In college, I was given a basic definition of what it means to lead with integrity that I still use today: DWYSYWD, or Do What You Say You Will Do. DWYSYWD became my new mantra for this marathon. I was running for my team and to celebrate the abilities of all people. I started the race, and as long as I didn't incur any injuries, I would finish like I said I would.

DWYSYWD. Do what you say you will do. DWYSYWD. DWYSYWD.

Miles 5.5-9.5 were on an out-and-back loop, and I pushed really hard to make it through those miles. At mile 8, however, I saw something I couldn't unsee: the police cars and straggler buses. I am not sure how the race might have gone if this had not happened, but this was a terrifying moment.
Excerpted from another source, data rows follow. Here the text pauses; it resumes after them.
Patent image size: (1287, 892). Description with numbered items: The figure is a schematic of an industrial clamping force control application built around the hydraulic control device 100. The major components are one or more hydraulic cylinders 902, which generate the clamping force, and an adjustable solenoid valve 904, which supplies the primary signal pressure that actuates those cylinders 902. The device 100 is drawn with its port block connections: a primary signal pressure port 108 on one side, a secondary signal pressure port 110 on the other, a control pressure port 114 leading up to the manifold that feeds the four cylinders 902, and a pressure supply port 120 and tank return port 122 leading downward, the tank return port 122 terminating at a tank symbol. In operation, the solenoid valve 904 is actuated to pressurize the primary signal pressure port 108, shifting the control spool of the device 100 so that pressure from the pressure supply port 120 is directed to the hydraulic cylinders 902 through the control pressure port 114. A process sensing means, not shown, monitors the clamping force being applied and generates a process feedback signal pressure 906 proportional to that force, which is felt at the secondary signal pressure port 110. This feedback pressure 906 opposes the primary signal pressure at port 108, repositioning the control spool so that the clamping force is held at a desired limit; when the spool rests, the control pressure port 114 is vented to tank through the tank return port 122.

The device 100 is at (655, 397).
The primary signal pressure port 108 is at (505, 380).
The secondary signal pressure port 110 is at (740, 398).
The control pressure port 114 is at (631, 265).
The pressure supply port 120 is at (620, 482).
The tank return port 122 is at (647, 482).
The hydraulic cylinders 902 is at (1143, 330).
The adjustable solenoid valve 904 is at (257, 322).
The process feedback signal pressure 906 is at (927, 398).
Still, I used my DWYSYWD mantra to keep pushing.

(Read Marine Corps Marathon Part 2 of 4: Beating the Bridge here)


Monday, October 27, 2014

Rise Up and Run Again

My name is Kim, and I am a runner. I'm not a fast runner, but I run with heart. I run with a reason, and often, I try to make it a reason outside of myself. 

In 2013, despite having a long run record of 6.2 miles, I committed to running the Bank of America Chicago Marathon with the American Brain Tumor Association. I trained for and finished the race in 6:27:12 and wanted to keep doing marathons.

On October 26, 2014, I ran over 21 miles of the 39th Marine Corps Marathon with the Ability Experience (formerly Push America) and had my first ever DNF -- Did Not Finish -- in a race. I was crushed. As I am writing this, fewer than 30 hours after a Marine told me I had no choice but to get on the straggler bus, I am still crushed. I cried in the airport this morning as I saw people wearing their medals and finisher gear as they headed home. My heart is still heavy, and I know it's going to take some time to heal. 

Yet I also know I have to rise up and run again.  That's why I started this blog.

When I signed up to run Chicago, I started a Tumblr page with the username "kimrunsamarathon" to connect with other runners and share my progress. I love the online community of runners and the support offered there. As I am recovering from my first DNF, much of my content will be cross-posted to Tumblr. I wanted, however, a different venue to have a "life" type of blog -- not just running things. Even though I am a runner, I am not hardcore enough to say that "running is life." My new blog title has the word "run" in it, but I like to think that the idea of rising up and running again, even if it's not literally running, will apply to other things in my life that I can chronicle here.